Les villes d’Hiroshima et de Nagasaki étant à l’origine de ce réseau, la question des armes nucléaires est « naturellement » l’un des éléments clef de l’action. En effet, de nombreuses modélisations de climatologues ont montré qu’un conflit, même de faible intensité, qui impliquerait l’usage d’armes nucléaires, provoquerait un hiver nucléaire. Cet hiver nucléaire aurait un double effet : non seulement il aggraverait ceux du réchauffement climatique, qui est surtout un dérèglement climatique, mais en plus, il rendrait les conséquences humaines et environnementales encore plus désastreuses (voir les travaux d’IPPNW à ce sujet – Médecins pour la Prévention de la Guerre Nucléaire – Prix Nobel de la Paix). Au fond, les citoyens du monde entier, tous menacés par les armes nucléaires, savent assez peu de choses à leur sujet. Nous savons tout de même qu’elles ont fait entrer le monde dans une ère nouvelle, l’ère du pouvoir d’extermination totale des humains par les humains eux-mêmes. Le philosophe Jean-Pierre Dupuy, professeur à l’École polytechnique, parle d’un « défi à la pensée » à propos de ce pouvoir « d’autodestruction de l’espèce humaine ». Il ajoute : « Ce néant absolu est impensable, et pourtant, il agit comme un trou noir dont la présence hante tous les raisonnements autour de l’arme atomique ». Il constate que la philosophie française s’est peu intéressée à ce trou noir pourtant essentiel à toute compréhension de la réalité. Nous pouvons ajouter que la philosophie n’est pas seule dans ce déni, et si les innombrables analystes et docteurs de toutes disciplines présents au chevet de notre monde malade, du fait de ce déni, n’intègrent pas cette réalité dans leurs diagnostics, comment peuvent-ils prescrire les bons remèdes ? Ce déni explique sans doute le manque de relief et de réalisme de ce que d’aucuns appellent « la littérature grise » des montagnes de rapports déposés sur les bureaux de tous les élus locaux ou nationaux.
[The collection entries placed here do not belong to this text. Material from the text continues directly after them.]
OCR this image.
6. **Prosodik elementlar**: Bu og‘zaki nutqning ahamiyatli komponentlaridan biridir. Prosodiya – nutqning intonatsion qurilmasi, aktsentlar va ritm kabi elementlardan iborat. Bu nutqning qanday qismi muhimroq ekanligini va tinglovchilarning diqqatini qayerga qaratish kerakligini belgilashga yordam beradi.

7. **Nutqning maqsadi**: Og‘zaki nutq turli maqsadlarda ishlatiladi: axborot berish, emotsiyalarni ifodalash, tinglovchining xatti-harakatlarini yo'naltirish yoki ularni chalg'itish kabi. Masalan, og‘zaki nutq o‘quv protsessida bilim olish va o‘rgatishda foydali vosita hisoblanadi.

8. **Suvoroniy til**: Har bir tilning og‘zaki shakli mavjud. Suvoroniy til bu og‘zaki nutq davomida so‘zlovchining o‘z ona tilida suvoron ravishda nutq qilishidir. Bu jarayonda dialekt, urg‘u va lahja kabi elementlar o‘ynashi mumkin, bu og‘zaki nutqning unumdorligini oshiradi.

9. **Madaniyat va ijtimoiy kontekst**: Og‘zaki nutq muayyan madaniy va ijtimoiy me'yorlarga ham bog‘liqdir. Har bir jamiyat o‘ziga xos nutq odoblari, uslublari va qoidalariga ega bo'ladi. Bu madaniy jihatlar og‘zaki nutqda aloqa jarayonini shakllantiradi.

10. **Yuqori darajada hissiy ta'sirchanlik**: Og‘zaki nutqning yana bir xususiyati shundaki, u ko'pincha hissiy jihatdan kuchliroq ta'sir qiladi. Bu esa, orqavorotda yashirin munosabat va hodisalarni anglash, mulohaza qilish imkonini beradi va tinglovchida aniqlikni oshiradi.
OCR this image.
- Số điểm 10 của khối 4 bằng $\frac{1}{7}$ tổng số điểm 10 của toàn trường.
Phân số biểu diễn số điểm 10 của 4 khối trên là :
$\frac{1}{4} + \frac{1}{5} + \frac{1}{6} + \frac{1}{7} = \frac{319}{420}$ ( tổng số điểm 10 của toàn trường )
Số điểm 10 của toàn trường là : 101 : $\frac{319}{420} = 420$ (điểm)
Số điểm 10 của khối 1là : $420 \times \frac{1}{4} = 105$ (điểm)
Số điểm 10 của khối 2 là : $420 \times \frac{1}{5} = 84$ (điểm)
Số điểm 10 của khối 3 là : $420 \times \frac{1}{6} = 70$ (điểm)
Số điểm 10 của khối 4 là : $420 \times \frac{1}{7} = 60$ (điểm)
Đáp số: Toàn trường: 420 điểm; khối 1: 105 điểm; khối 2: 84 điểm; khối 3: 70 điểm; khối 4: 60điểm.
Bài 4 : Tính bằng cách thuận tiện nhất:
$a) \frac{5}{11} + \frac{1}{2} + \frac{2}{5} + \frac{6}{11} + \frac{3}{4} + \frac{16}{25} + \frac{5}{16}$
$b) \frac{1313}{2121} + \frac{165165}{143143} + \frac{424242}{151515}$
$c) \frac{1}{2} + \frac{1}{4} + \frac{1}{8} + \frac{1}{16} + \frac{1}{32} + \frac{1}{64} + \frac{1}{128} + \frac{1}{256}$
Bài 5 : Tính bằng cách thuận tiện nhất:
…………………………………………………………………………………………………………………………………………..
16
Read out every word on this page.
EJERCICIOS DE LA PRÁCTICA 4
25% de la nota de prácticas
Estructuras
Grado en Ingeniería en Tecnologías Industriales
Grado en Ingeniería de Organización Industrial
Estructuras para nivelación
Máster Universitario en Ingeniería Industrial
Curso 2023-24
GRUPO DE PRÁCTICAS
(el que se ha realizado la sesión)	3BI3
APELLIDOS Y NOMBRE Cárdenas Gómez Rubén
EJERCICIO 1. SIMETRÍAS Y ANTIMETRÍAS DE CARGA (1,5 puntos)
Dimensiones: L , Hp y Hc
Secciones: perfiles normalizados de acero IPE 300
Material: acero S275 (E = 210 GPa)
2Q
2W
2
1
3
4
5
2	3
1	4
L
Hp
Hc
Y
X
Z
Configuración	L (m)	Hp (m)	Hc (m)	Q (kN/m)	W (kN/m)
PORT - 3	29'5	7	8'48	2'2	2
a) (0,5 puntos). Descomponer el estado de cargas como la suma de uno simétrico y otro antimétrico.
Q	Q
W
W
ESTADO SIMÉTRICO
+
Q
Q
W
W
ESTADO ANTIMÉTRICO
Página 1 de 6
Outre le désastre potentiel, nous devons également nous demander comment un tel pouvoir de tout anéantir influence d’ores et déjà les comportements humains, si les multiples dérives du monde actuel ne prennent pas racine dans ce pouvoir pour s’en nourrir en désacralisant la vie humaine ? Un philosophe a utilisé les termes « d’obsolescence de l’homme »…
Une utilisation raisonnée des ressources au profit des besoins humains
Parmi les grands défis posés par les deux « plaies jumelles » comme disent Oliver Stone et Peter Kuznick vient en tête celui des moyens. Plusieurs études ont démontré que les ressources financières mobilisées par les armes nucléaires dans les pays détenteurs permettraient de satisfaire aux besoins fondamentaux des citoyens du monde entier et ainsi de tarir bien des sources de conflits ou rendre ces conflits plus faciles à solutionner par les voies diplomatiques façonnées au cours de siècles et des millénaires par les civilisations humaines.
Dérèglements climatiques et menace nucléaire : “Deux plaies jumelles’’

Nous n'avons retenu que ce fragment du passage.